Je comprends que notre pays et notre province lancent de grands projets d’infrastructure, particulièrement en période de crise économique, comme les réseaux d’autoroutes, les canaux, le développement de chemins de fer, les hôpitaux, les universités, les aéroports et les projets de même nature qui tous donnent une nouvelle dimension au développement économique, culturel et social de notre société. Mais je suis contre tous les petits projets, même de 400M$ qui n’ont aucune importance stratégique pour notre nation.
Le vrai problème qui nous confronte aujourd’hui est la révision de tous les programmes sociaux et de santé qui sont absolument nécessaires mais qui sont devenus insolvables. C’est là qu’il faut agir pour les protéger et assurer que notre population sera bien traitée.
Une autre exagération coûteuse est la politique canadienne d’augmenter de façon illimitée le budget de la défense. Nous dépensons actuellement des argents, que nous ne devrions pas et que nous n’avons pas, pour nous équiper pour des guerres comme celle où nous sommes, actuellement et inutilement, en Afghanistan. Nous n’avions rien à faire là, pas plus qu’en Irak où nous ne sommes pas allés. De jeunes canadiens y sont morts, pour rien. C’est une douloureuse honte pour le peuple canadien qui ne semble pas être partagée par les politiciens qui ont pris cette folle, mortelle et ruineuse décision.

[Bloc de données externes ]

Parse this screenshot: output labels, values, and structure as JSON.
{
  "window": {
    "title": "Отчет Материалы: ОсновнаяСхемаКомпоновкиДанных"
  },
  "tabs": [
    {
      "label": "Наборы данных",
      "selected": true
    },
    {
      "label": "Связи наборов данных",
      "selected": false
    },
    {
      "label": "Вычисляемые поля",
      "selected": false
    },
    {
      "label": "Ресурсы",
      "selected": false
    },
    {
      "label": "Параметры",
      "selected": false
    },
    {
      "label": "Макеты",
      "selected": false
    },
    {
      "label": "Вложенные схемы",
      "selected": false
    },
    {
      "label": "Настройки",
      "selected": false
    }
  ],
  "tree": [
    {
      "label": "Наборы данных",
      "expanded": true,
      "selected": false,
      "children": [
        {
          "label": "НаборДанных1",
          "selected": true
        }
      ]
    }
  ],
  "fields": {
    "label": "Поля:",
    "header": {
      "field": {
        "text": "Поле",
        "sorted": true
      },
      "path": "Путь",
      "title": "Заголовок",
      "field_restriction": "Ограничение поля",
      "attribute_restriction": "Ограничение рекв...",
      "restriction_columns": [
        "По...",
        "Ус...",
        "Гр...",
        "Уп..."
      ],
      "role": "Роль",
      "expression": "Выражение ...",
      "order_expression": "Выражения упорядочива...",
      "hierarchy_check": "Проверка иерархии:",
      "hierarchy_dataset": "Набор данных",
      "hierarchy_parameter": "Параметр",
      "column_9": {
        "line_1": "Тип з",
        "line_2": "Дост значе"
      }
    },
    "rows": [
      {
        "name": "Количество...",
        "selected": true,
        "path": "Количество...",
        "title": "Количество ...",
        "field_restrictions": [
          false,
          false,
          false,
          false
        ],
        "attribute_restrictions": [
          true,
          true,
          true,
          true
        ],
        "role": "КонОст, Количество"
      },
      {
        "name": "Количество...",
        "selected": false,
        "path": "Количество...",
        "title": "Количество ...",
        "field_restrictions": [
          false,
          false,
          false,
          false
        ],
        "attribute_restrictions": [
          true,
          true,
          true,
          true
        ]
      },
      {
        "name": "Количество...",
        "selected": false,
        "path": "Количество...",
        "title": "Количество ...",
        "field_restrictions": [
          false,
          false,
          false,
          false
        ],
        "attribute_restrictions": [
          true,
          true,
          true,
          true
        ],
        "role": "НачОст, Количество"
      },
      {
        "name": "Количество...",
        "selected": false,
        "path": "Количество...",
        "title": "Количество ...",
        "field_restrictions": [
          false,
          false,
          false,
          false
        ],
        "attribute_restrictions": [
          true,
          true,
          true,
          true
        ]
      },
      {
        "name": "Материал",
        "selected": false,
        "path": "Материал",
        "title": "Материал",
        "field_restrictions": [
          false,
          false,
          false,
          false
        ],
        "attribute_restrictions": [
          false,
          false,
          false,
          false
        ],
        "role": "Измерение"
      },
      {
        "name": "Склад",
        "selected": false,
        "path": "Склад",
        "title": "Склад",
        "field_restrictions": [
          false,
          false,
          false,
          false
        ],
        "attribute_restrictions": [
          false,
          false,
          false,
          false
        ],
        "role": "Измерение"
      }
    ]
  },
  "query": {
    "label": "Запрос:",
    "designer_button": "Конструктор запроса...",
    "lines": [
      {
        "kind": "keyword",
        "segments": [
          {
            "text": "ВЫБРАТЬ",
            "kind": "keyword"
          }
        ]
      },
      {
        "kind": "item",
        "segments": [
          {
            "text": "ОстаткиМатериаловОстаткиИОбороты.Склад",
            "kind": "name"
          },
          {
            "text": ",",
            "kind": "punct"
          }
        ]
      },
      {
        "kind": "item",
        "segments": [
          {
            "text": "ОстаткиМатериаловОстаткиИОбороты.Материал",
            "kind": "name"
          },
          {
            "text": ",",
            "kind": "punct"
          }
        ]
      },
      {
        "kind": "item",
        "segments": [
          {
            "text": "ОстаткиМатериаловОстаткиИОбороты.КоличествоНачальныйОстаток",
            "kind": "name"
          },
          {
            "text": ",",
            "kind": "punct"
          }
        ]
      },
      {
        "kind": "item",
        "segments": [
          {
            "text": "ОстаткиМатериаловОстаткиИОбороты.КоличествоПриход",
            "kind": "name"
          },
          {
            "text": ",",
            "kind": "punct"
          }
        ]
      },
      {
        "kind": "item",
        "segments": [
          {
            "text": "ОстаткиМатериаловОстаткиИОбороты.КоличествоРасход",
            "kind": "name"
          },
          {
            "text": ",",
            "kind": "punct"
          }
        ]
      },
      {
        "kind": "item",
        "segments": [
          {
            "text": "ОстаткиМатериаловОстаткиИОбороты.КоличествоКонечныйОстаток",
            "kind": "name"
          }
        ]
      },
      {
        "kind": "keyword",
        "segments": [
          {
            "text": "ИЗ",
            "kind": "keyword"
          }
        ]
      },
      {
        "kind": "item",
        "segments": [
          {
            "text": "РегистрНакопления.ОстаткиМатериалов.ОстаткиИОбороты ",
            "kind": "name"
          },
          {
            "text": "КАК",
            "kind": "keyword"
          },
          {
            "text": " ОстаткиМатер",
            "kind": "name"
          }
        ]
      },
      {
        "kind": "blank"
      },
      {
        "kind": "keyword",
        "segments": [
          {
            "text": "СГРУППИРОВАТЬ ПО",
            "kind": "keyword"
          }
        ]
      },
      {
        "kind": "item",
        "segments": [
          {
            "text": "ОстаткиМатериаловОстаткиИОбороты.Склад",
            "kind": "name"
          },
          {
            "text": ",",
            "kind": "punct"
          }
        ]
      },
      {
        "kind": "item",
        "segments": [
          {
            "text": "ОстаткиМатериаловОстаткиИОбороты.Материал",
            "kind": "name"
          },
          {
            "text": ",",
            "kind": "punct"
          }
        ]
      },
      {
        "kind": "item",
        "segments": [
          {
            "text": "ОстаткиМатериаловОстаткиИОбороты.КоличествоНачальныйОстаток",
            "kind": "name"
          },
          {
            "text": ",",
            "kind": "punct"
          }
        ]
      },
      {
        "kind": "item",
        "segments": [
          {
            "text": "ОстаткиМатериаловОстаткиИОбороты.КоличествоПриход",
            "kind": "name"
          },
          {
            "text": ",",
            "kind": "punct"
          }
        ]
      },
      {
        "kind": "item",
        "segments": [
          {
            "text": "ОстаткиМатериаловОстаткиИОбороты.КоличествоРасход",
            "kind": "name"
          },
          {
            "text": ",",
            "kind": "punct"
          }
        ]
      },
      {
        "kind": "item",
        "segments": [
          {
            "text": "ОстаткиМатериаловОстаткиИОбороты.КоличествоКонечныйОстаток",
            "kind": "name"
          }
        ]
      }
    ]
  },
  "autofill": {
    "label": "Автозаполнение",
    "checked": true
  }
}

Notre pays devrait devenir la Suisse de l’Amérique et laisser les Américains faire les guerres qu’ils veulent sans qu’ils nous impliquent et nous obligent à engager des dépenses énormes qui minent nos ressources. Nous avons besoin de tout l’argent que l’on a pour assurer le bien-être futur de tous les Canadiens.
Il est temps d’établir un début de bon sens dans la politique fiscale de notre pays et du Québec. Il faut vivre selon nos moyens.
Dire non au projet de financement public à 100% d’un nouvel amphithéâtre à Québec pourrait signifier le début d’une nouvelle attitude réaliste de la part de nos hommes et nos femmes politiques.